Dans un pays où le rôle des sexes, comme celui de beaucoup d'autres concepts, doit être bien rangé et ne pas en bouger, le fait de vouloir gommer les différences entre hommes et femmes paraît totalement ubuesque.

L'image d'Épinal

Le Japon traîne, comme dans de nombreux autres domaines, ce cliché qui consiste à penser que l'homme passe son temps au travail, délaissant ainsi son épouse : la bonne petite femme / mère au foyer. Le mâle japonais, rustique peu viril, ne pipe rien à la galanterie et n'en a d'ailleurs que faire alors que, bien soumise, madame n'oserait broncher.

Dans une certaine mesure, cette vue par le prisme occidental n'est pas tout à fait inexacte. Elle étend pourtant son hégémonisme jusqu'à l'abject, en témoignent les sorties insupportables de Julien Blanc que le grondement de la foule a, heureusement, su faire taire au moins en surface.

Les médias nippon eux-mêmes s'amusent du supposé "sexe faible", n'hésitant pas à dresser un portrait robot de la femme japonaise idéale :

  • visage kawaii mais pas sexy, maquillage naturel
  • mensurations : 160cm, 48kg et C en tour de poitrine (selon le calcul japonais)
  • parfum aux senteurs de savon
  • hobby : cuisine / animaux : un petit chien / manga favori : One Piece
  • travaille à mi-temps dans un café
  • de bonnes notes mais pas première de la classe
  • n'aime pas l'exercice physique...

Pas étonnant que la femme japonaise soit propulsée sur un piédestal d'idol / femme-objet.
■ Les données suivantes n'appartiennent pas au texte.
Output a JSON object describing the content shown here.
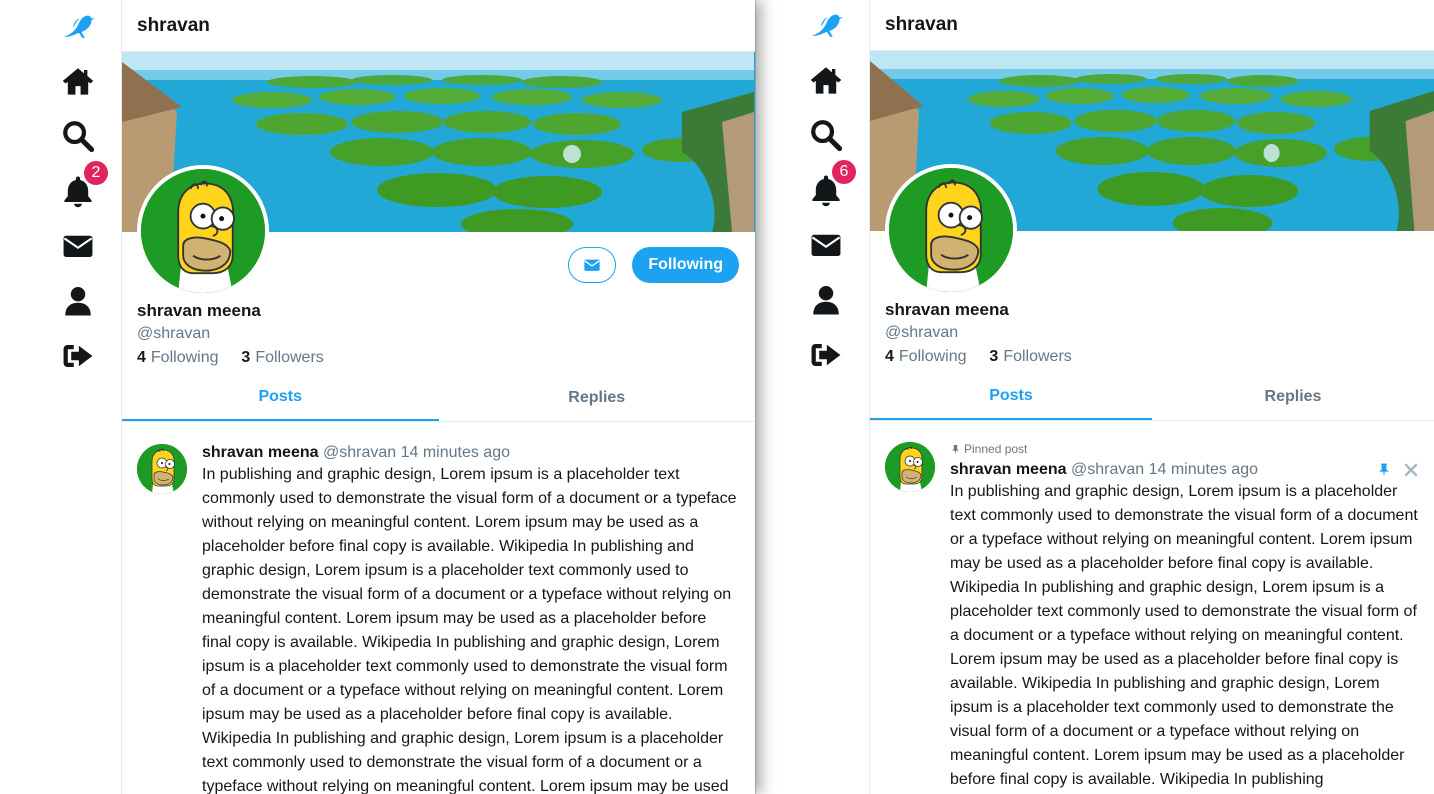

Le fait est que, selon les rapports de l'OCDE et du forum économique international, en 2013 seules 63% des Japonaises étaient actives, dont 35% à mi-temps ou en baito, contre respectivement 85% et 10% chez leurs homologues masculins. Et elles représenteraient moins de 10% des postes d'encadrement ou de direction.

Plus de la moitié des femmes japonaises quittent leur emploi au moment de la naissance du premier enfant. En cas de divorce, l'écrasante majorité d'entre elles conservent la garde du (des) rejeton(s).

Naturellement, l'image globale parfois grossière cache une réalité bien plus complexe.

La Japonaise au cœur de sa propre société

Vous êtes-vous déjà baladé(e) au Japon en semaine pendant la journée, aux horaires de bureau ? Au-delà des campagnes où l'on rencontre surtout des retraités (les Japonais étant leurs premiers touristes), les grandes villes et en particulier les centres commerciaux offrent un spectacle éloquent : on y croise une étonnante majorité de femmes, de la vingtaine à la cinquantaine.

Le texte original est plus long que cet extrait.